Crowdsourcing2

LSE is beginning a project in collaboration with Democratic Audit  to draft a new constitution for the UK by “crowdsourcing”, and last night’s launch event was fascinating and fun, as you’d expect with Professor Conor Gearty leading the discussion. David Blunkett MP called Gearty “LSE’s Bob Monkhouse”, an affectionately rude way of acknowledging Gearty’s wit and way with an audience. He’s a great communicator on law so if you can hear him speak, you should.

He began by asking what values were missing from the British constitution now – collective rights and something called universalism were suggestions from the audience – and suggested that long-termism might be the biggest gap, with our current political system focused on the short term. The evening was a mix of discussion of that sort (what John Strafford, who was in the audience, called “academic froth”), short contributions from the panel and interactive voting on issues like Does everyone deserve to be treated equally? Initially, 70% of the audience agreed they did, but after a short discussion – Carol Harlow saying it depended whether we meant equal treatment in terms of money, or procedures, or in court, and David Blunkett suggesting people should not gain access on equal terms with others to entitlements they hadn’t earned equally – that share went down to only 46%. Writing a constitution would be “damned hard”, David Blunkett commented.
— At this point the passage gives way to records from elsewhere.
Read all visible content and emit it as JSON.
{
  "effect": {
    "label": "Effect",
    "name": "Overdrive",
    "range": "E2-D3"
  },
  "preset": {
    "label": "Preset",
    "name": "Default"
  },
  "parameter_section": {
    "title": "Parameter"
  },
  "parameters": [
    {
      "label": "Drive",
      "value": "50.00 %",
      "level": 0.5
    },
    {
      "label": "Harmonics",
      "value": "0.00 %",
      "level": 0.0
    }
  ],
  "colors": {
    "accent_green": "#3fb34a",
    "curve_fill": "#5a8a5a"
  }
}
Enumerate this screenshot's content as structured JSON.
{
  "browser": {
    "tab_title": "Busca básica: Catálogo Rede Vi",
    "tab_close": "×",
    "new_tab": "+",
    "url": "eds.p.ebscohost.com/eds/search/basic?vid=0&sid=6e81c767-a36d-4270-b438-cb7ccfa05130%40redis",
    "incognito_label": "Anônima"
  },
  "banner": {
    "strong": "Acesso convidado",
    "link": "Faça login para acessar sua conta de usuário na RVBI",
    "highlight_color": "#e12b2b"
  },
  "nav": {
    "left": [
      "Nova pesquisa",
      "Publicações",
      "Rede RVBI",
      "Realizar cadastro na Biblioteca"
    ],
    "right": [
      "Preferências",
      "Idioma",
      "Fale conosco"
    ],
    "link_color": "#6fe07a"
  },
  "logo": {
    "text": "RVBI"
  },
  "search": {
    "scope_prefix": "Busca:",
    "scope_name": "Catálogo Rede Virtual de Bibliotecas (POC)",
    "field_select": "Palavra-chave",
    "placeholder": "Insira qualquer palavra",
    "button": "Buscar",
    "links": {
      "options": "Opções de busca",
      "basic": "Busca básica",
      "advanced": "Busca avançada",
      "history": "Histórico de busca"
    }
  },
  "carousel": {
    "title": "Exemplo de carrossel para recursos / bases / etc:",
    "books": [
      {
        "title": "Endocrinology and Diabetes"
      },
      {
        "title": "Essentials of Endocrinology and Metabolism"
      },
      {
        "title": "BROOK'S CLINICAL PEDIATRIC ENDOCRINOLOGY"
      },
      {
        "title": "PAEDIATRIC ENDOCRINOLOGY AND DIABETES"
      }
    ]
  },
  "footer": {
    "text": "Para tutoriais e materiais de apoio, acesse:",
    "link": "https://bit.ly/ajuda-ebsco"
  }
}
Blunkett was the first panelist to present an argument, in his case that the right to state protection was fundamental. This is an interesting idea, familiar in one form but I think perfectly reasonably cast in terms of rights. The state, on this approach, cannot simply focus on the rights of, say, Abu Qatada, but must balance them against the rights of those who need protection from him. Blunkett made clear he’s well aware of his red-toothed reputation as Home Secretary, and emphasised repeatedly the need for constitutional protection to come through the democratic process rather then by courts, but he had some kind words for lawyers:

People like me have got so aggravated with lawyers, we’ve forgotten they are actually essential.

Two thirds of the audience agreed that the state should guarantee a minimum standard of living, and that vote remained solid in spite of powerful points made by Carol Harlow, who said she thought such social guarantees should be a matter of law and policy, and that the state

should just be getting on with that, not worrying about whether it’s in the constitution

and by Dr Lea Ypi, who said questions of distributive justice like this cannot be considered apart from the property system in a society.

Carol Harlow made the case against a written constitution in principle. Constitutions tend to be deliberately antidemocratic, she said: they’re

for the people but not by the people

her prime example being the ill-fated “European Constitution”. This is not a “constitutional moment” for us, she said, in which we needed to mark a fresh start. Our current institutions are stable and well embedded, and their flexibility is an advantage right now since we don’t know where the next few years will take us, with one referendum certain to take place in Scotland and another, about the EU, possible in a few years. The wrong things tend to get into constitutions, she argued – like the right to bear arms – and the right things get left out, so that for instance the courts in American ended up being a barrier to abolishing slavery and to women’s rights. Finally, she said written constitutions shift power unacceptably towards judges. while she admires the German Constitutional Court, she would not want the UK to have a constitutional court of that sort.

Richard Gordon QC argued for a written constitution, saying he’d written his draft, in his book Repairing British Politics, in “white heat” following the 2009 MPs’ expenses crisis, which had got him interested in politics for really the first time. He compared Parliamentary sovereignty, the keystone of the unwritten constitution we have, to papal infallibility, calling it

a giant confidence trick.

He said he agreed with much of what Carol Harlow had said except that whether the right or wrong things get into a constitution simply depends on how you draft it. Parliamentary sovereignty he said had

no respectable historical basis, and no respectable democratic basis

and it is, he said

a myth and an evil.

We have to get rid of it, he said, and the only way to do so is by means of a written constitution.

Lea Ypi said one of the critical questions is how a constitution that’s democratic at its origin can remain democratic by building in opportunities for political agency and for deliberative as well as representative governance. The points she made about process implied she felt the process of discussing a possible constitution was as important as any outcome.

Politics is always about elites and power

she said. It’s up to the people to use the processes open to them to effect change.

I was encouraged that others in the audience apart from me were resistant to a written constitution as a panacea for Britain: Tony Holland reminded us you can get rid of Parliament but not so easily of a constitutional court. But Richard Gordon fired back at naysayers, asking:

Who on earth voted for Parliamentary sovereignty?

Surprisingly enough the vote on a written constitution was a dead heat: 41% for, 41% against.

I’m firmly against a written constitution for Britain, but I think this is a brilliant project that’ll be interesting not just in terms of its product but because of what happens along the way. I encourage you to get involved.